Trisna Angraini S.Ip, MM Kenalkan Kain Besurek ke Mancanegara

By nova.id, Minggu, 9 Oktober 2016 | 05:01 WIB
Trisna Angraini S.Ip, MM (nova.id)

Apa hambatan yang Anda temui selama mengembangkan besurek?

Kurangnya keinginan generasi penerus dalam mengembangkan besurek. Lulus SMP, banyak generasi muda yang memilih untuk meneruskan sekolah ke SMU dibanding SMK. Sehingga SMK yang memiliki jurusan batik atau besurek, paling setiap tahun ajaran hanya ada 25 orang murid.

Begitu mereka lulus dan saya tawarkan untuk bekerja dengan saya mengembangkan besurek, mereka lebih memilih bekerja menjadi SPG di sebuah counter handphone. Mindset anak-anak sekarang sudah berbeda, padahal saya ingin melahirkan generasi penerus besurek yang bisa meneruskan warisan ini.

Meski begitu, saya enggak putus asa, saya terus berusaha membujuk anak-anak muda untuk ikut melestarikan besurek. Salah satu caranya adalah mengikutkan sertakan mereka dalam sebuah lomba membatik nasional yang digelar Kementerian Pendidikan. Alhamdulillah, kami pernah menjadi Juara Harapan Satu tahun 2012. Selain itu kami memberikan pelatihan dan magang, kalau berhasil saya ajak mereka kerja di tempat saya.

Sekarang ada berapa karyawan?

Alhamdulillah sekarang saya memiliki 15 orang karyawan yang berniat untuk bekerja mengembangkan besurek. Tidak semuanya lulusan SMK atau SMU, ada juga yang tidak memiliki orangtua dan putus sekolah. Hambatan lain selain SDM, yang saya hadapi adalah bahan baku yang masih di datangkan dari Pulau Jawa. Itu pula yang kemudian menjadikan harga besurek terbilang mahal.

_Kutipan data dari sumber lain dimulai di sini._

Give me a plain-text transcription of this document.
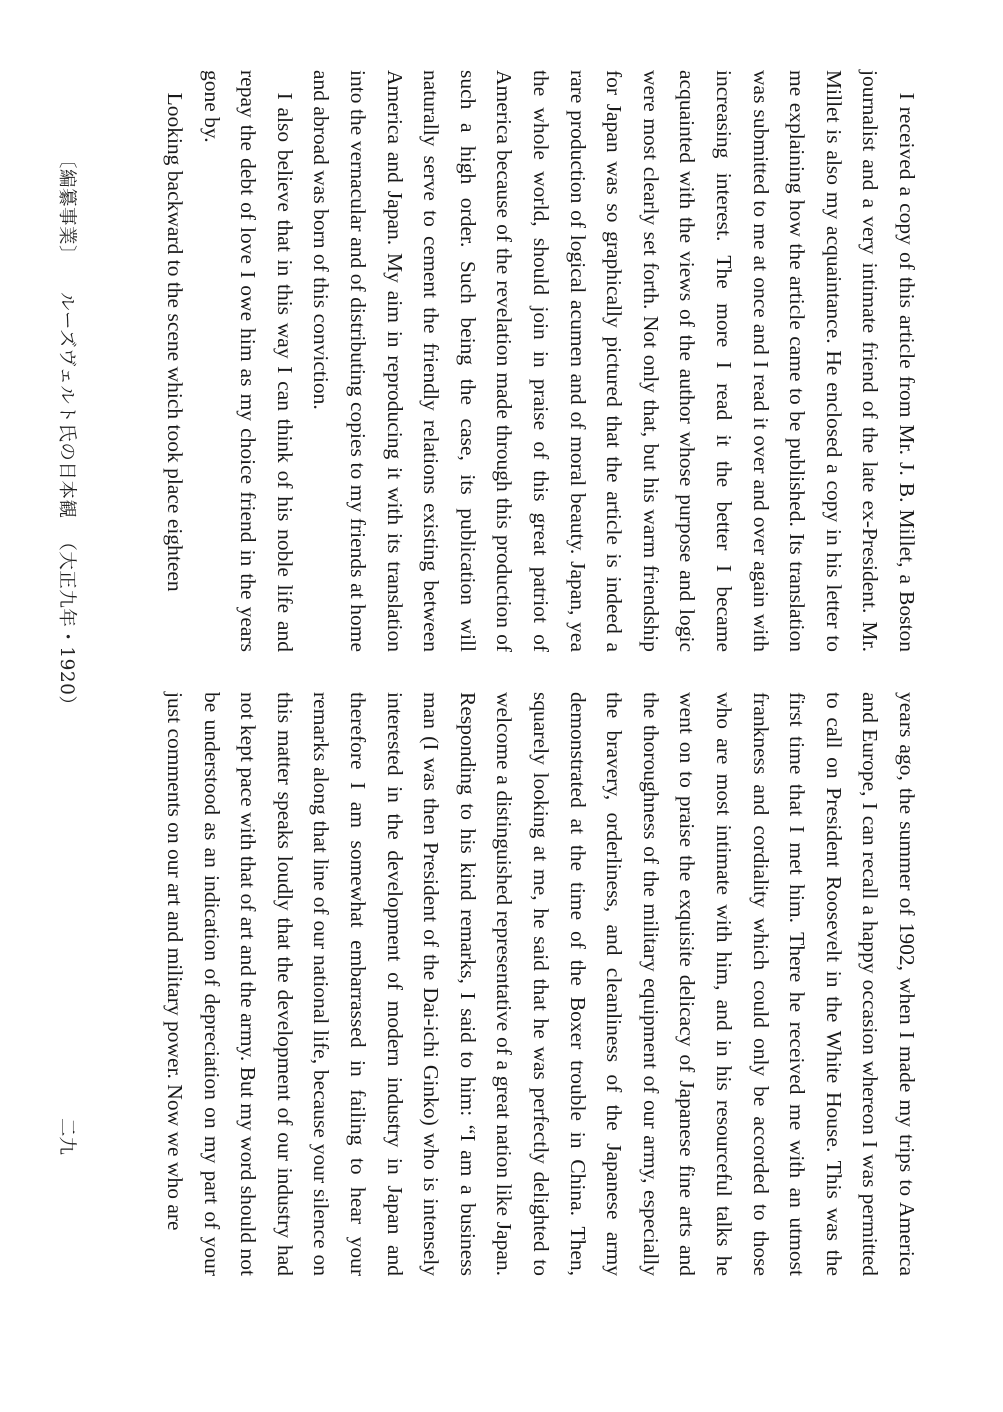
I received a copy of this article from Mr. J. B. Millet, a Boston journalist and a very intimate friend of the late ex-President. Mr. Millet is also my acquaintance. He enclosed a copy in his letter to me explaining how the article came to be published. Its translation was submitted to me at once and I read it over and over again with increasing interest. The more I read it the better I became acquainted with the views of the author whose purpose and logic were most clearly set forth. Not only that, but his warm friendship for Japan was so graphically pictured that the article is indeed a rare production of logical acumen and of moral beauty. Japan, yea the whole world, should join in praise of this great patriot of America because of the revelation made through this production of such a high order. Such being the case, its publication will naturally serve to cement the friendly relations existing between America and Japan. My aim in reproducing it with its translation into the vernacular and of distributing copies to my friends at home and abroad was born of this conviction.

I also believe that in this way I can think of his noble life and repay the debt of love I owe him as my choice friend in the years gone by.

Looking backward to the scene which took place eighteen

years ago, the summer of 1902, when I made my trips to America and Europe, I can recall a happy occasion whereon I was permitted to call on President Roosevelt in the White House. This was the first time that I met him. There he received me with an utmost frankness and cordiality which could only be accorded to those who are most intimate with him, and in his resourceful talks he went on to praise the exquisite delicacy of Japanese fine arts and the thoroughness of the military equipment of our army, especially the bravery, orderliness, and cleanliness of the Japanese army demonstrated at the time of the Boxer trouble in China. Then, squarely looking at me, he said that he was perfectly delighted to welcome a distinguished representative of a great nation like Japan. Responding to his kind remarks, I said to him: “I am a business man (I was then President of the Dai-ichi Ginko) who is intensely interested in the development of modern industry in Japan and therefore I am somewhat embarrassed in failing to hear your remarks along that line of our national life, because your silence on this matter speaks loudly that the development of our industry had not kept pace with that of art and the army. But my word should not be understood as an indication of depreciation on my part of your just comments on our art and military power. Now we who are

〔編纂事業〕ルーズヴェルト氏の日本観（大正九年・1920）
二九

Bagi saya, semua hambatan dan tantangan itu indah, cantik sekali untuk dilewati. Kalau hidup hanya berkeluh kesah lalu berpasrah diri, enggak bakalan saya bisa seperti saat ini. Hambatan menjadi motivasi untuk berbuat lebih.

Sampai saat ini sudah berapa banyak motif atau corak besurek yang Anda miliki?

Wah, sangat banyak saya sampai lupa jumlahnya. Namun semua sudah terdokumentasikan dengan rapi. Motif dan corek juga tidak hanya kaligrafi, tapi juga ada motif bunga raflesia, pakis atau bambu. Kaligrafi yang digunakan juga bukan petikan ayat-ayat Alquran tetapi menggunakan beberapa huruf-huruf Arab. Untuk hal ini, agar tidak menyimpang, sudah ada pengawasan dari MUI. Ada pula motif besurek yang menggunakan huruf-huruf tradisional.

Secara pribadi, saya lebih suka warna alami yang natural. Dan, besurek yang saya suka adalah terbuat dari kain tenun. Kalau di level Asia dan Eropa, kain jenis ini sangat digemari. Pembuatan besurek dengan kain tenun butuh waktu yang tidak sebentar. Karena untuk menulis di atas kain ini memiliki level kesulitan tinggi yang butuh ketelitian dan kesabaran.

Sudah sampai manakah pemasaran besurek Anda?

Selain pasar skala nasional, saya juga sudah membawa besurek eksibisi ke beberapa negara. Semoga kedepannya masih mendapat kesempatan untuk membawa besurek ke luar negeri.